LONDON- OPEC oil supply in April is at its highest since December 2018, a company that tracks oil shipments said on Tuesday, as producers pump at will before a new supply-limiting pact takes effect in May.

The month-on-month increase is more than 2 million barrels per day (bpd), Daniel Gerber, chief executive of Geneva-based Petro-Logistics, said. He did not give a March figure, but OPEC said in a report it pumped 28.61 million bpd last month.

The Organization of the Petroleum Exporting Countries is pumping more in April because an earlier supply pact it had with Russia and other outside countries collapsed in March, prompting OPEC to remove limits on its output.
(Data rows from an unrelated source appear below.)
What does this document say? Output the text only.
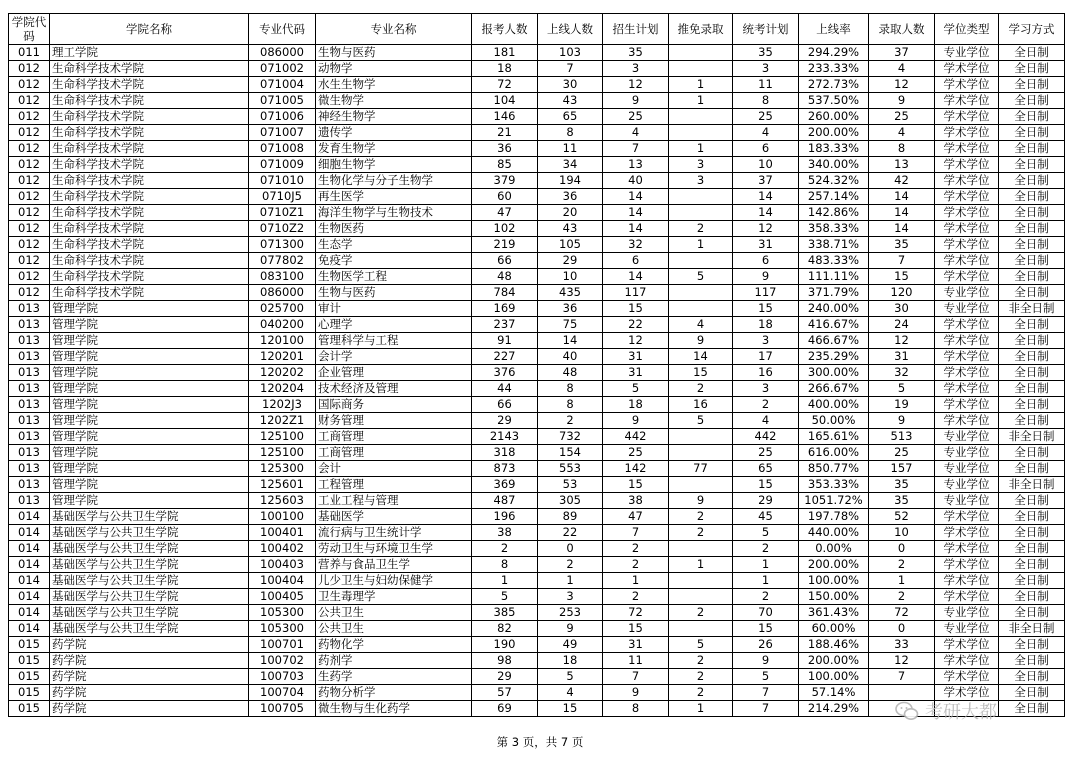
学院代码	学院名称	专业代码	专业名称	报考人数	上线人数	招生计划	推免录取	统考计划	上线率	录取人数	学位类型	学习方式
011	理工学院	086000	生物与医药	181	103	35		35	294.29%	37	专业学位	全日制
012	生命科学技术学院	071002	动物学	18	7	3		3	233.33%	4	学术学位	全日制
012	生命科学技术学院	071004	水生生物学	72	30	12	1	11	272.73%	12	学术学位	全日制
012	生命科学技术学院	071005	微生物学	104	43	9	1	8	537.50%	9	学术学位	全日制
012	生命科学技术学院	071006	神经生物学	146	65	25		25	260.00%	25	学术学位	全日制
012	生命科学技术学院	071007	遗传学	21	8	4		4	200.00%	4	学术学位	全日制
012	生命科学技术学院	071008	发育生物学	36	11	7	1	6	183.33%	8	学术学位	全日制
012	生命科学技术学院	071009	细胞生物学	85	34	13	3	10	340.00%	13	学术学位	全日制
012	生命科学技术学院	071010	生物化学与分子生物学	379	194	40	3	37	524.32%	42	学术学位	全日制
012	生命科学技术学院	0710J5	再生医学	60	36	14		14	257.14%	14	学术学位	全日制
012	生命科学技术学院	0710Z1	海洋生物学与生物技术	47	20	14		14	142.86%	14	学术学位	全日制
012	生命科学技术学院	0710Z2	生物医药	102	43	14	2	12	358.33%	14	学术学位	全日制
012	生命科学技术学院	071300	生态学	219	105	32	1	31	338.71%	35	学术学位	全日制
012	生命科学技术学院	077802	免疫学	66	29	6		6	483.33%	7	学术学位	全日制
012	生命科学技术学院	083100	生物医学工程	48	10	14	5	9	111.11%	15	学术学位	全日制
012	生命科学技术学院	086000	生物与医药	784	435	117		117	371.79%	120	专业学位	全日制
013	管理学院	025700	审计	169	36	15		15	240.00%	30	专业学位	非全日制
013	管理学院	040200	心理学	237	75	22	4	18	416.67%	24	学术学位	全日制
013	管理学院	120100	管理科学与工程	91	14	12	9	3	466.67%	12	学术学位	全日制
013	管理学院	120201	会计学	227	40	31	14	17	235.29%	31	学术学位	全日制
013	管理学院	120202	企业管理	376	48	31	15	16	300.00%	32	学术学位	全日制
013	管理学院	120204	技术经济及管理	44	8	5	2	3	266.67%	5	学术学位	全日制
013	管理学院	1202J3	国际商务	66	8	18	16	2	400.00%	19	学术学位	全日制
013	管理学院	1202Z1	财务管理	29	2	9	5	4	50.00%	9	学术学位	全日制
013	管理学院	125100	工商管理	2143	732	442		442	165.61%	513	专业学位	非全日制
013	管理学院	125100	工商管理	318	154	25		25	616.00%	25	专业学位	全日制
013	管理学院	125300	会计	873	553	142	77	65	850.77%	157	专业学位	全日制
013	管理学院	125601	工程管理	369	53	15		15	353.33%	35	专业学位	非全日制
013	管理学院	125603	工业工程与管理	487	305	38	9	29	1051.72%	35	专业学位	全日制
014	基础医学与公共卫生学院	100100	基础医学	196	89	47	2	45	197.78%	52	学术学位	全日制
014	基础医学与公共卫生学院	100401	流行病与卫生统计学	38	22	7	2	5	440.00%	10	学术学位	全日制
014	基础医学与公共卫生学院	100402	劳动卫生与环境卫生学	2	0	2		2	0.00%	0	学术学位	全日制
014	基础医学与公共卫生学院	100403	营养与食品卫生学	8	2	2	1	1	200.00%	2	学术学位	全日制
014	基础医学与公共卫生学院	100404	儿少卫生与妇幼保健学	1	1	1		1	100.00%	1	学术学位	全日制
014	基础医学与公共卫生学院	100405	卫生毒理学	5	3	2		2	150.00%	2	学术学位	全日制
014	基础医学与公共卫生学院	105300	公共卫生	385	253	72	2	70	361.43%	72	专业学位	全日制
014	基础医学与公共卫生学院	105300	公共卫生	82	9	15		15	60.00%	0	专业学位	非全日制
015	药学院	100701	药物化学	190	49	31	5	26	188.46%	33	学术学位	全日制
015	药学院	100702	药剂学	98	18	11	2	9	200.00%	12	学术学位	全日制
015	药学院	100703	生药学	29	5	7	2	5	100.00%	7	学术学位	全日制
015	药学院	100704	药物分析学	57	4	9	2	7	57.14%		学术学位	全日制
015	药学院	100705	微生物与生化药学	69	15	8	1	7	214.29%			全日制
第 3 页，共 7 页
考研大都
April's increase is being driven by "record supply from Saudi Arabia and the United Arab Emirates, as well as a multi-year high from Kuwait despite the country reining in production in advance of the May 1 curtailment," Petro-Logistics said.

Oil has slumped this year following a slide in demand caused by lockdowns to contain the coronavirus outbreak and the ending of the earlier OPEC-led pact. Brent crude hit a 21-year low of $15.98 a barrel on April 22.

To shore up the market, OPEC and its allies, known as OPEC+, agreed earlier this month to a new supply pact from May 1. Kuwait has said it is already cutting production ahead of the new agreement. 

OPEC+ plans to reduce output by a record 9.7 million bpd for May and June. Other nations, including the United States, have also said they will be pumping less.

Petrologistics is among the companies that measures OPEC supply, which excludes oil produced and placed in storage, by tracking tanker shipments. OPEC does not issue timely estimates of its own production.